WALS {qlcMatrix} | R Documentation |
The World Atlas of Language Structures (WALS)
Description
The World Atlas of Language Structures (WALS) is a large database of structural (phonological, grammatical, lexical) properties of languages gathered from descriptive materials (such as reference grammars) by a team of 55 authors.
The first version of WALS was published as a book with CD-ROM in 2005 by Oxford University Press. The first online version was published in April 2008. The second online version was published in April 2011. The current dataset is WALS 2013, published on 14 November 2013.
The included dataset wals
takes a somewhat sensible selection from the complete WALS data. It excludes attributes ("features" in WALS-parlance) that are definitially duplicates of others (3, 25, 95, 96, 97), those attributes that only list languages that are incompatible with other attributes (132, 133, 134, 135, 139, 140, 141, 142), and the ‘additional’ attributes that are marked as ‘B’ through ‘Z’. Further, it removes those languages that do not have any data left after removing those attributes. The result is a dataset with 2566 languages and 131 attributes.
Usage
data(wals)
Format
A list with two dataframes:
data
the actual WALS data. The object
wals$data
contains a dataframe with data from 2566 languages on 131 different attributes. The column names identify the WALS features. For details about these features, see https://wals.info/chaptermeta
some metadata for the languages. The object
wals$meta
contains a dataframe with some limited meta-information about these 2566 languages.
The three-letter WALS-codes are used as rownames in both dataframes. Further, the object wals$meta
contains the following variables.
name
a character vector giving a name for each language
genus
a factor with 522 levels with the genera according to M. Dryer
family
a factor with 215 levels with the families according to M. Dryer
longitude
a numeric vector with geo coordinates for all languages
latitude
a numeric vector with geo coordinates for all languages
Details
All details about the meaning of the variables and much more meta-information is available at https://wals.info.
Source
The current data was downloaded from https://wals.info in May 2014. The data is licensed as https://creativecommons.org/licenses/by-nc-nd/2.0/de/deed.en. Some minor corrections on the metadata have been performed (naming of variables, addition of missing coordinates).
References
Dryer, Matthew S. & Haspelmath, Martin (eds.) 2013. The World Atlas of Language Structures Online.
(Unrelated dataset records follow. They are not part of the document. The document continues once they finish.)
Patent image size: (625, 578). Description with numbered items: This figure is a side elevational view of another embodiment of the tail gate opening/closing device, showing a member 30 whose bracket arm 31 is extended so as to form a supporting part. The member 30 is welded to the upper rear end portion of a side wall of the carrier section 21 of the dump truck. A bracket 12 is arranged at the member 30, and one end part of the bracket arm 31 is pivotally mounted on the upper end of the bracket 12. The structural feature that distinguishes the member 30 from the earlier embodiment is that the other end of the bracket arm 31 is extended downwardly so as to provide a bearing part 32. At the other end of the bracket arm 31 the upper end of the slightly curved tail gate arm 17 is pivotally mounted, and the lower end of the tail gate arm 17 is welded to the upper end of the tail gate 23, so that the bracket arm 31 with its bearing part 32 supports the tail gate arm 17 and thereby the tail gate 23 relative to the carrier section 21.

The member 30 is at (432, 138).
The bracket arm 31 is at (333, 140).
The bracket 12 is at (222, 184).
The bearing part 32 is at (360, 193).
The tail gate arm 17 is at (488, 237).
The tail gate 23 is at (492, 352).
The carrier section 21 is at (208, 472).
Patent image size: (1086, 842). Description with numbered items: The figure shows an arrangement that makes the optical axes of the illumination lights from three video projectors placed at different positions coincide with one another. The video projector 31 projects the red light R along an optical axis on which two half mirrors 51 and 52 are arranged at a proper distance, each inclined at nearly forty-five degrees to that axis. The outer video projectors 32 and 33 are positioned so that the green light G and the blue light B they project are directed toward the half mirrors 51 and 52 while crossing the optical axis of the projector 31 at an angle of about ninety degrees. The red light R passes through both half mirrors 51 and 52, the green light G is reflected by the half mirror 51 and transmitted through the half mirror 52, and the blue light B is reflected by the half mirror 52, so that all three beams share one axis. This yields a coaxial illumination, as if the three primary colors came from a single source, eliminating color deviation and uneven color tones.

Leipzig: Max Planck Institute for Evolutionary Anthropology. (Available online at https://wals.info, Accessed on 2013-11-14.)
Examples
data(wals)
# plot all locations of the WALS languages, looks like a world map
plot(wals$meta[,4:5])
# turn the large and mostly empty dataframe into sparse matrices
# recoding is nicely optimized and quick for this reasonably large dataset
# this works perfect as long as things stay within available RAM of the computer
system.time(
W <- splitTable(wals$data)
)
# as an aside: note that the recoding takes only about 30% of the space
as.numeric( object.size(W) / object.size(wals$data) )
# compute similarities (Chuprov's T, similar to Cramer's V)
# between all pairs of variables using sparse Matrix methods
system.time(sim <- sim.att(wals$data, method = "chuprov"))
# some structure visible
rownames(sim) <- colnames(wals$data)
plot(hclust(as.dist(1-sim), method = "ward"), cex = 0.5)